Section: Research Program
Robust view-invariant Computer Vision
Local Appearance, Affine Invariance, Receptive Fields
Summary
A long-term grand challenge in computer vision has been to develop a descriptor for image information that can be reliably used for a wide variety of computer vision tasks. Such a descriptor must capture the information in an image in a manner that is robust to changes the relative position of the camera as well as the position, pattern and spectrum of illumination.

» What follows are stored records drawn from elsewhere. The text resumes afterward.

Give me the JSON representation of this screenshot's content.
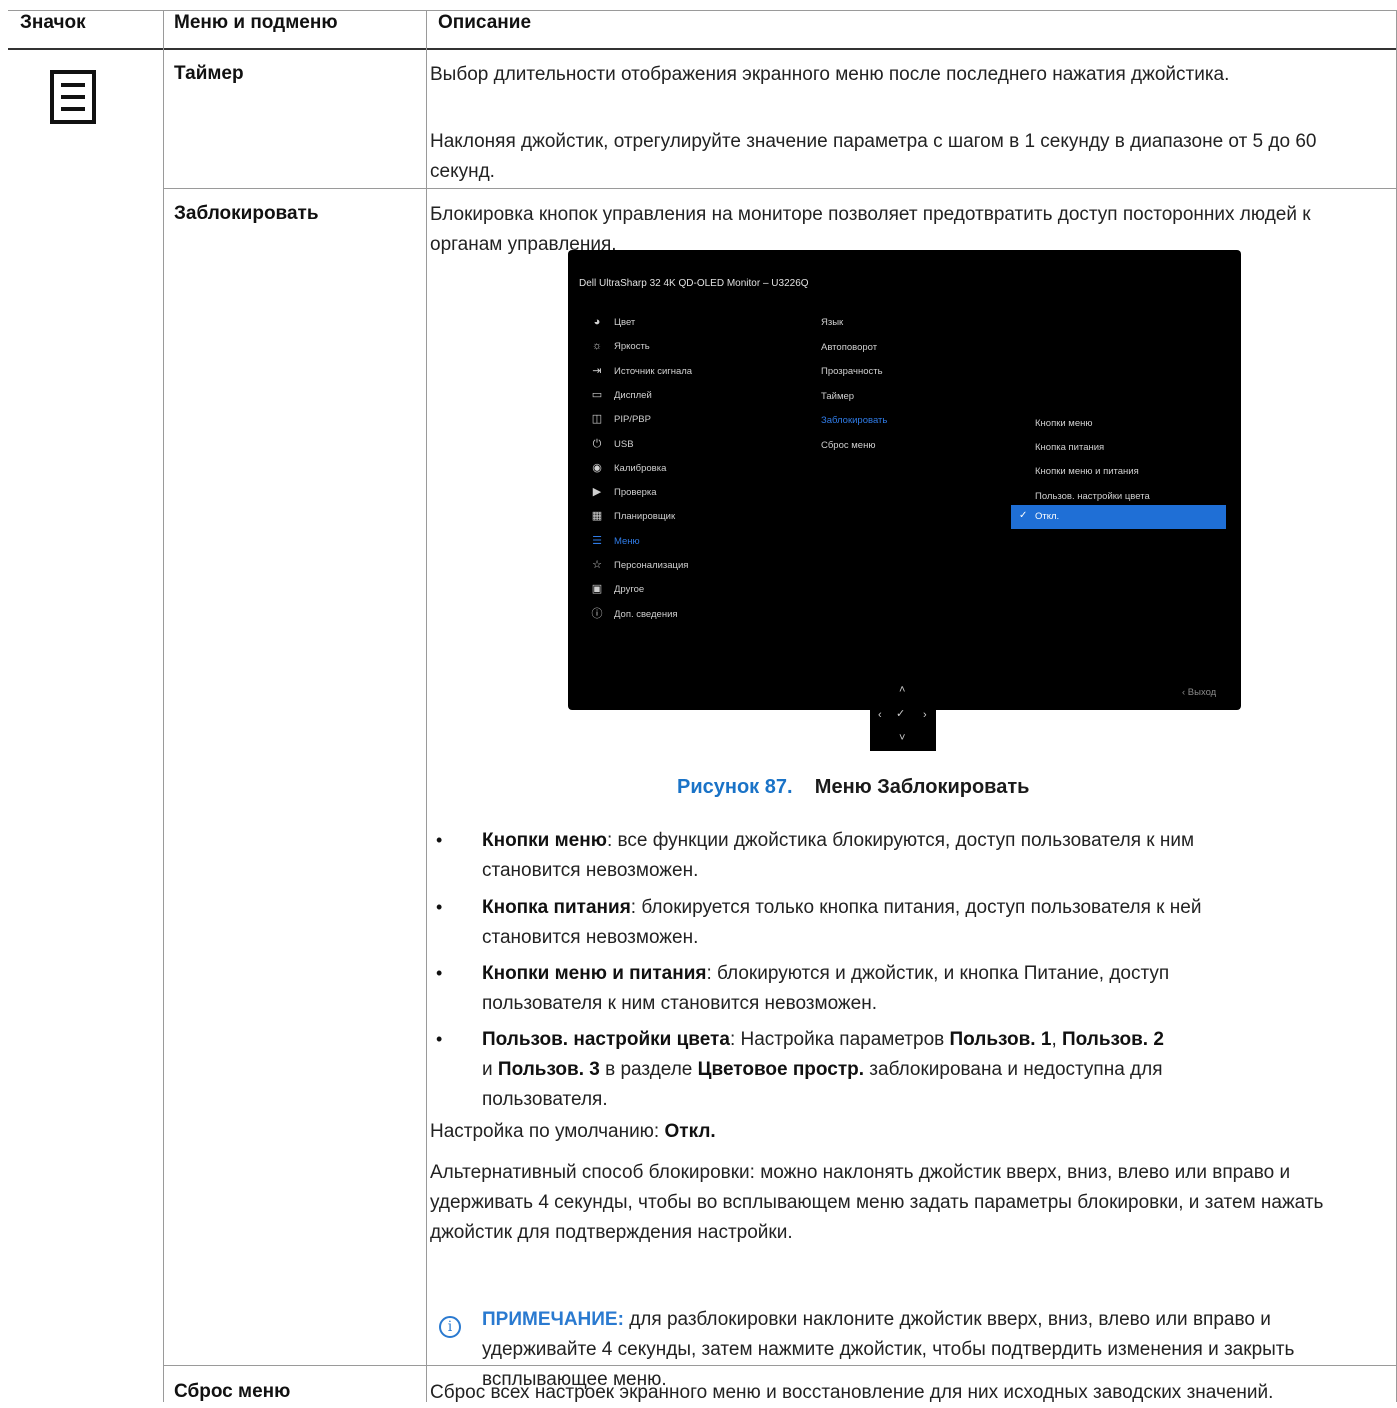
{
  "table": {
    "headers": [
      "Значок",
      "Меню и подменю",
      "Описание"
    ]
  },
  "icon": {
    "name": "menu-icon"
  },
  "rows": {
    "timer": {
      "name": "Таймер",
      "desc1": "Выбор длительности отображения экранного меню после последнего нажатия джойстика.",
      "desc2": "Наклоняя джойстик, отрегулируйте значение параметра с шагом в 1 секунду в диапазоне от 5 до 60 секунд."
    },
    "lock": {
      "name": "Заблокировать",
      "desc1": "Блокировка кнопок управления на мониторе позволяет предотвратить доступ посторонних людей к органам управления."
    },
    "reset": {
      "name": "Сброс меню",
      "desc1": "Сброс всех настроек экранного меню и восстановление для них исходных заводских значений."
    }
  },
  "osd": {
    "title": "Dell UltraSharp 32 4K QD-OLED Monitor – U3226Q",
    "left_menu": [
      {
        "label": "Цвет",
        "icon": "palette-icon"
      },
      {
        "label": "Яркость",
        "icon": "brightness-icon"
      },
      {
        "label": "Источник сигнала",
        "icon": "input-source-icon"
      },
      {
        "label": "Дисплей",
        "icon": "display-icon"
      },
      {
        "label": "PIP/PBP",
        "icon": "pip-pbp-icon"
      },
      {
        "label": "USB",
        "icon": "usb-icon"
      },
      {
        "label": "Калибровка",
        "icon": "calibration-icon"
      },
      {
        "label": "Проверка",
        "icon": "validation-icon"
      },
      {
        "label": "Планировщик",
        "icon": "scheduler-icon"
      },
      {
        "label": "Меню",
        "icon": "menu-icon"
      },
      {
        "label": "Персонализация",
        "icon": "star-icon"
      },
      {
        "label": "Другое",
        "icon": "others-icon"
      },
      {
        "label": "Доп. сведения",
        "icon": "info-icon"
      }
    ],
    "active_left": "Меню",
    "mid_menu": [
      "Язык",
      "Автоповорот",
      "Прозрачность",
      "Таймер",
      "Заблокировать",
      "Сброс меню"
    ],
    "active_mid": "Заблокировать",
    "right_menu": [
      "Кнопки меню",
      "Кнопка питания",
      "Кнопки меню и питания",
      "Пользов. настройки цвета",
      "Откл."
    ],
    "selected_right": "Откл.",
    "exit": "‹  Выход"
  },
  "caption": {
    "number": "Рисунок 87.",
    "title": "Меню Заблокировать"
  },
  "bullets": [
    {
      "bold": "Кнопки меню",
      "text": ": все функции джойстика блокируются, доступ пользователя к ним",
      "text2": "становится невозможен."
    },
    {
      "bold": "Кнопка питания",
      "text": ": блокируется только кнопка питания, доступ пользователя к ней",
      "text2": "становится невозможен."
    },
    {
      "bold": "Кнопки меню и питания",
      "text": ": блокируются и джойстик, и кнопка Питание, доступ",
      "text2": "пользователя к ним становится невозможен."
    }
  ],
  "bullet4": {
    "b1": "Пользов. настройки цвета",
    "t1": ": Настройка параметров ",
    "b2": "Пользов. 1",
    "t2": ", ",
    "b3": "Пользов. 2",
    "t3": "и ",
    "b4": "Пользов. 3",
    "t4": " в разделе ",
    "b5": "Цветовое простр.",
    "t5": " заблокирована и недоступна для",
    "t6": "пользователя."
  },
  "default": {
    "label": "Настройка по умолчанию: ",
    "value": "Откл."
  },
  "alt": "Альтернативный способ блокировки: можно наклонять джойстик вверх, вниз, влево или вправо и удерживать 4 секунды, чтобы во всплывающем меню задать параметры блокировки, и затем нажать джойстик для подтверждения настройки.",
  "note": {
    "label": "ПРИМЕЧАНИЕ:",
    "text": " для разблокировки наклоните джойстик вверх, вниз, влево или вправо и удерживайте 4 секунды, затем нажмите джойстик, чтобы подтвердить изменения и закрыть всплывающее меню."
  }
}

Members of PRIMA have a long history of innovation in this area, with important results in the area of multi-resolution pyramids, scale invariant image description, appearance based object recognition and receptive field histograms published over the last 20 years. The group has most recently developed a new approach that extends scale invariant feature points for the description of elongated objects using scale invariant ridges. PRIMA has worked with ST Microelectronics to embed its multi-resolution receptive field algorithms into low-cost mobile imaging devices for video communications and mobile computing applications.
Detailed Description
The visual appearance of a neighbourhood can be described by a local Taylor series [48] . The coefficients of this series constitute a feature vector that compactly represents the neighbourhood appearance for indexing and matching. The set of possible local image neighbourhoods that project to the same feature vector are referred to as the "Local Jet". A key problem in computing the local jet is determining the scale at which to evaluate the image derivatives.
Lindeberg [50] has described scale invariant features based on profiles of Gaussian derivatives across scales. In particular, the profile of the Laplacian, evaluated over a range of scales at an image point, provides a local description that is "equi-variant” to changes in scale. Equi-variance means that the feature vector translates exactly with scale and can thus be used to track, index, match and recognize structures in the presence of changes in scale.

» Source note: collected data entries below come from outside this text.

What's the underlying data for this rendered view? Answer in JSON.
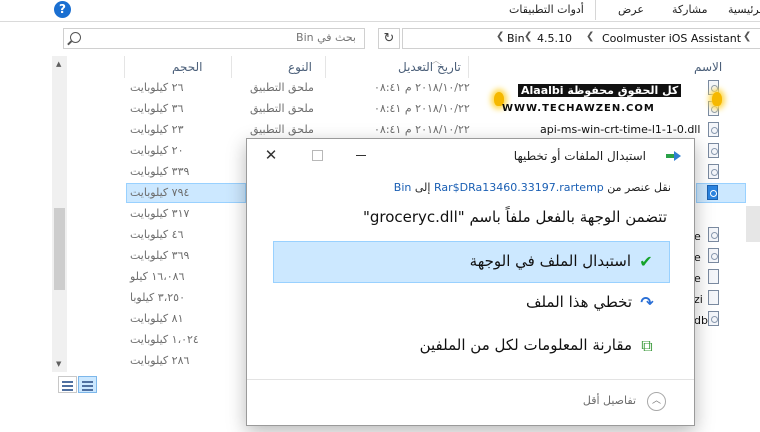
{
  "ribbon": {
    "help_icon": "?",
    "tabs": [
      "أدوات التطبيقات",
      "عرض",
      "مشاركة",
      "الرئيسية"
    ]
  },
  "address": {
    "search_placeholder": "بحث في Bin",
    "refresh_icon": "↻",
    "dropdown_icon": "❮❮",
    "crumbs": [
      "Bin",
      "4.5.10",
      "Coolmuster iOS Assistant"
    ],
    "crumb_sep": "❮"
  },
  "columns": {
    "size": "الحجم",
    "type": "النوع",
    "date": "تاريخ التعديل",
    "name": "الاسم"
  },
  "rows": [
    {
      "size": "٢٦ كيلوبايت",
      "type": "ملحق التطبيق",
      "date": "٢٠١٨/١٠/٢٢ م ٠٨:٤١",
      "name": "",
      "icon": "dll"
    },
    {
      "size": "٣٦ كيلوبايت",
      "type": "ملحق التطبيق",
      "date": "٢٠١٨/١٠/٢٢ م ٠٨:٤١",
      "name": "",
      "icon": "dll"
    },
    {
      "size": "٢٣ كيلوبايت",
      "type": "ملحق التطبيق",
      "date": "٢٠١٨/١٠/٢٢ م ٠٨:٤١",
      "name": "api-ms-win-crt-time-l1-1-0.dll",
      "icon": "dll"
    },
    {
      "size": "٢٠ كيلوبايت",
      "type": "",
      "date": "",
      "name": "",
      "icon": "dll"
    },
    {
      "size": "٣٣٩ كيلوبايت",
      "type": "",
      "date": "",
      "name": "",
      "icon": "dll"
    },
    {
      "size": "٧٩٤ كيلوبايت",
      "type": "",
      "date": "",
      "name": "",
      "icon": "app",
      "selected": true
    },
    {
      "size": "٣١٧ كيلوبايت",
      "type": "",
      "date": "",
      "name": "e",
      "icon": "dll"
    },
    {
      "size": "٤٦ كيلوبايت",
      "type": "",
      "date": "",
      "name": "e",
      "icon": "dll"
    },
    {
      "size": "٣٦٩ كيلوبايت",
      "type": "",
      "date": "",
      "name": "e",
      "icon": "dll"
    },
    {
      "size": "١٦،٠٨٦ كيلو",
      "type": "",
      "date": "",
      "name": "zi",
      "icon": "plain"
    },
    {
      "size": "٣،٢٥٠ كيلوبا",
      "type": "",
      "date": "",
      "name": "db",
      "icon": "plain"
    },
    {
      "size": "٨١ كيلوبايت",
      "type": "",
      "date": "",
      "name": "",
      "icon": "dll"
    },
    {
      "size": "١،٠٢٤ كيلوبايت",
      "type": "",
      "date": "",
      "name": "",
      "icon": "dll"
    },
    {
      "size": "٢٨٦ كيلوبايت",
      "type": "",
      "date": "",
      "name": "",
      "icon": "dll"
    }
  ],
  "watermark": {
    "line1": "كل الحقوق محفوظة Alaalbi",
    "line2": "WWW.TECHAWZEN.COM"
  },
  "dialog": {
    "title": "استبدال الملفات أو تخطيها",
    "close_icon": "✕",
    "copy_prefix": "نقل عنصر من",
    "source": "Rar$DRa13460.33197.rartemp",
    "to_word": "إلى",
    "dest": "Bin",
    "message": "تتضمن الوجهة بالفعل ملفاً باسم \"groceryc.dll\"",
    "options": [
      {
        "label": "استبدال الملف في الوجهة",
        "icon": "✔"
      },
      {
        "label": "تخطي هذا الملف",
        "icon": "↷"
      },
      {
        "label": "مقارنة المعلومات لكل من الملفين",
        "icon": "⧉"
      }
    ],
    "footer_label": "تفاصيل أقل",
    "footer_icon": "︿"
  },
  "colors": {
    "selection": "#cce8ff",
    "selection_border": "#99d1ff",
    "link": "#1a5fb4",
    "help": "#1a6fd1"
  }
}
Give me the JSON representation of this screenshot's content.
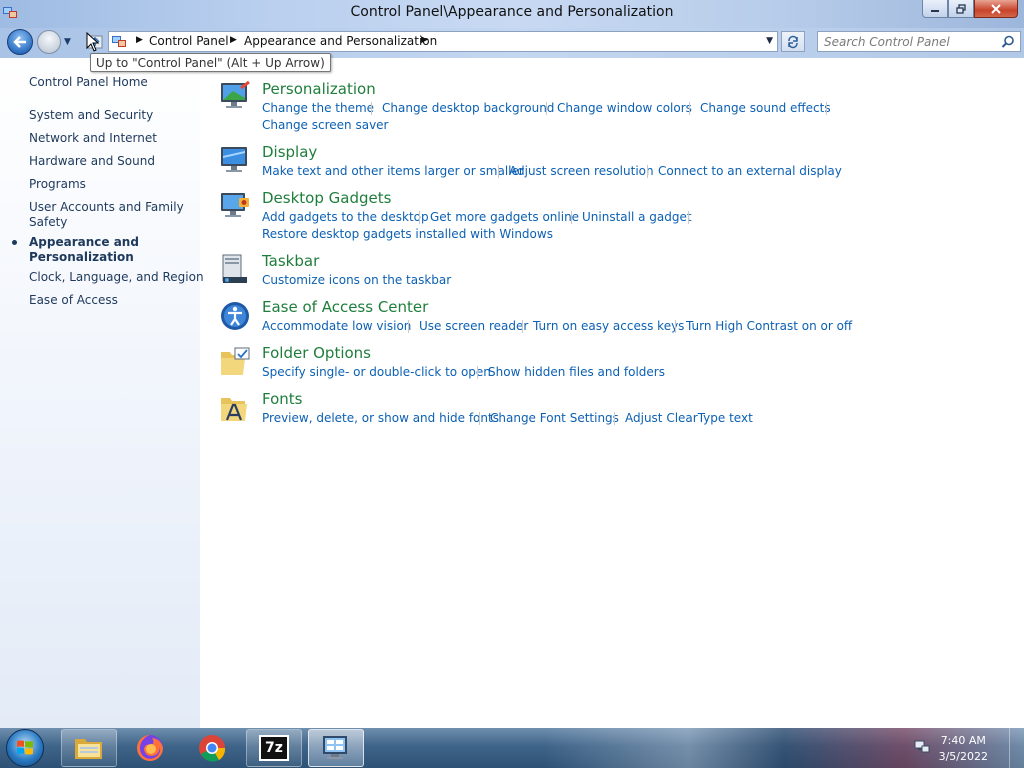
{
  "window": {
    "title": "Control Panel\\Appearance and Personalization"
  },
  "nav": {
    "breadcrumbs": [
      "Control Panel",
      "Appearance and Personalization"
    ],
    "search_placeholder": "Search Control Panel",
    "tooltip": "Up to \"Control Panel\" (Alt + Up Arrow)"
  },
  "sidebar": {
    "items": [
      {
        "label": "Control Panel Home"
      },
      {
        "label": "System and Security"
      },
      {
        "label": "Network and Internet"
      },
      {
        "label": "Hardware and Sound"
      },
      {
        "label": "Programs"
      },
      {
        "label": "User Accounts and Family",
        "label2": "Safety"
      },
      {
        "label": "Appearance and",
        "label2": "Personalization",
        "active": true
      },
      {
        "label": "Clock, Language, and Region"
      },
      {
        "label": "Ease of Access"
      }
    ]
  },
  "categories": [
    {
      "title": "Personalization",
      "icon": "personalization-icon",
      "links": [
        "Change the theme",
        "Change desktop background",
        "Change window colors",
        "Change sound effects",
        "Change screen saver"
      ]
    },
    {
      "title": "Display",
      "icon": "display-icon",
      "links": [
        "Make text and other items larger or smaller",
        "Adjust screen resolution",
        "Connect to an external display"
      ]
    },
    {
      "title": "Desktop Gadgets",
      "icon": "gadgets-icon",
      "links": [
        "Add gadgets to the desktop",
        "Get more gadgets online",
        "Uninstall a gadget",
        "Restore desktop gadgets installed with Windows"
      ]
    },
    {
      "title": "Taskbar",
      "icon": "taskbar-icon",
      "links": [
        "Customize icons on the taskbar"
      ]
    },
    {
      "title": "Ease of Access Center",
      "icon": "ease-of-access-icon",
      "links": [
        "Accommodate low vision",
        "Use screen reader",
        "Turn on easy access keys",
        "Turn High Contrast on or off"
      ]
    },
    {
      "title": "Folder Options",
      "icon": "folder-options-icon",
      "links": [
        "Specify single- or double-click to open",
        "Show hidden files and folders"
      ]
    },
    {
      "title": "Fonts",
      "icon": "fonts-icon",
      "links": [
        "Preview, delete, or show and hide fonts",
        "Change Font Settings",
        "Adjust ClearType text"
      ]
    }
  ],
  "taskbar": {
    "app_7zip_label": "7z",
    "time": "7:40 AM",
    "date": "3/5/2022"
  },
  "colors": {
    "category_title": "#1f7e3c",
    "link": "#0c60b3",
    "sidebar_text": "#1e395b"
  }
}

A receptive field is a local function defined over a region of an image [56] . We employ a set of receptive fields based on derivatives of the Gaussian functions as a basis for describing the local appearance. These functions resemble the receptive fields observed in the visual cortex of mammals. These receptive fields are applied to color images in which we have separated the chrominance and luminance components. Such functions are easily normalized to an intrinsic scale using the maximum of the Laplacian [50] , and normalized in orientation using direction of the first derivatives [56] .
The local maxima in x and y and scale of the product of a Laplacian operator with the image at a fixed position provides a "Natural interest point" [52] . Such natural interest points are salient points that may be robustly detected and used for matching. A problem with this approach is that the computational cost of determining intrinsic scale at each image position can potentially make real-time implementation unfeasible.
A vector of scale and orientation normalized Gaussian derivatives provides a characteristic vector for matching and indexing. The oriented Gaussian derivatives can easily be synthesized using the "steerability property" [39] of Gaussian derivatives. The problem is to determine the appropriate orientation. In earlier work by PRIMA members Colin de Verdiere [31] , Schiele [56] and Hall [43] , proposed normalising the local jet independently at each pixel to the direction of the first derivatives calculated at the intrinsic scale. This results for many view invariant image recognition tasks are described in the next section.
Key results in this area include
-
Fast, video rate, calculation of scale and orientation for image description with normalized chromatic receptive fields [34] .
-
Direct computation of time to collision over the entire visual field using rate of change of intrinsic scale [54] .
We have achieved video rate calculation of scale and orientation normalized Gaussian receptive fields using an O(N) pyramid algorithm [34] . This algorithm has been used to propose an embedded system that provides real time detection and recognition of faces and objects in mobile computing devices.
Applications have been demonstrated for detection, tracking and recognition of faces as well detection of emotions and posture at video rates.